Remise des documents relatifs à la saisie pour attribution d’une moto impliquée dans un braquage.

© MAJ Fabrice Balsamo

Ce jour-là, le MDC Daumas se rend à la brigade de Lagnieu pour remettre aux enquêteurs les clés et pièces administratives relatives à un deux-roues faisant l’objet d’une saisie attribution. Celui-ci a été utilisé lors du braquage d’un bureau de tabac. « Nous n’avions quasiment pas d’éléments. Il a fallu effectuer un travail de fourmi pour identifier la moto. On a fini par cibler une personne et l’ADN a confirmé. Tout le travail d’enquête part des constatations de l’unité territoriale. La base de tout, c’est la brigade, l’unité de recherches sert juste à mettre en valeur le travail des unités. »

Former les gendarmes de brigade

Comme pour illustrer ses précédents propos, une enquêtrice de la BTA requiert spontanément son avis sur une affaire de Délinquance économique et financière (DEFI). « L’adjudante est l’un de mes contacts réguliers dans ce domaine, bien qu’elle soit spécialisée dans la délinquance des mineurs. » Les dossiers DEFI sont d’ailleurs nombreux sur la circonscription : fraudes fiscales, aux prestations sociales, malversations diverses… Une matière particulière qui demande rigueur et technicité, et pour laquelle le MDC Daumas, l’un des deux enquêteurs de la B.R. spécifiquement formés, prête régulièrement main-forte. « C’est un domaine que j’affectionne, parce qu’il permet de s’attaquer au patrimoine des délinquants. C’est le nerf de la guerre. »

 

Échanges avec une enquêtrice de la brigade de Lagnieu sur un dossier de délinquance économique et financière.

© MAJ Fabrice Balsamo

Le chef met d’ailleurs à la disposition des gendarmes de la compagnie une fiche sur les avoirs criminels et un mémento sur le travail dissimulé, la banqueroute et le blanchiment. Il dispense également une formation sur cette thématique. « J’essaie de vulgariser et de simplifier les infractions, de démystifier certaines procédures, afin de rendre la matière intéressante et surtout accessible. Ce n’est pas si compliqué quand on connaît les rouages. »

Un dialogue essentiel

Direction ensuite Ambérieu-en-Bugey, brigade de proximité avec laquelle la B.R. a toujours plusieurs dossiers en cours. « Il y a deux semaines, nous avons traité avec ses enquêteurs un dossier relatif à 28 véhicules volés sur la circonscription. Cinq d’entre eux ont été retrouvés sur la commune de Saint-Priest grâce à la S.R. de Lyon. »

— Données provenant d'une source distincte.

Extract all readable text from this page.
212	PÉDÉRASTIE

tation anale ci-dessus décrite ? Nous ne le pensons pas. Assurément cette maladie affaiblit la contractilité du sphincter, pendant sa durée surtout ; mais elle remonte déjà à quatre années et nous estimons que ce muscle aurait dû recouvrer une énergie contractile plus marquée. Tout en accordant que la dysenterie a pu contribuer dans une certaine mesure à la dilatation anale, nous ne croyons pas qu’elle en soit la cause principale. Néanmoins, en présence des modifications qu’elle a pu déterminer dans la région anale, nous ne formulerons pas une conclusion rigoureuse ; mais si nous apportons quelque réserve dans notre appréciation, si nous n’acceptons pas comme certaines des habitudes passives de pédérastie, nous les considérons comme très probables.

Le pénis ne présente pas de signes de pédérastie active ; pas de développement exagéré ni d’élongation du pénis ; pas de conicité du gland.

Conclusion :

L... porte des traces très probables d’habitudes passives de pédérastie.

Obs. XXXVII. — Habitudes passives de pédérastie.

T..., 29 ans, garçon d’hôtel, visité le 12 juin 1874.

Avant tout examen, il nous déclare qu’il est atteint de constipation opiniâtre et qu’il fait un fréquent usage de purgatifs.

Là encore, sa venue est rapidement mise à profit pour obtenir quelques conseils dans la conduite de dossiers. Au-delà des échanges sur les affaires en cours, le militaire profite de sa venue pour discuter plus légèrement avec les personnels présents… Les échanges sont chaleureux. Il faut dire que le MDC a le contact facile, le verbe aisé et une écoute naturelle. Une personnalité qui explique sûrement son engagement dans la chaîne de concertation : « C’est dans ma nature de chercher à connaître les gens, de les écouter, de provoquer l’échange, de montrer qu’on n’est pas là que pour le travail. À une époque où l’on s’attache à la prévention des risques psychosociaux, dans une société paradoxalement très individualiste, il faut s’appliquer à faire perdurer cet esprit de corps. Sans dialogue, sans contact, on n’arrive à rien, en interne, comme en externe. »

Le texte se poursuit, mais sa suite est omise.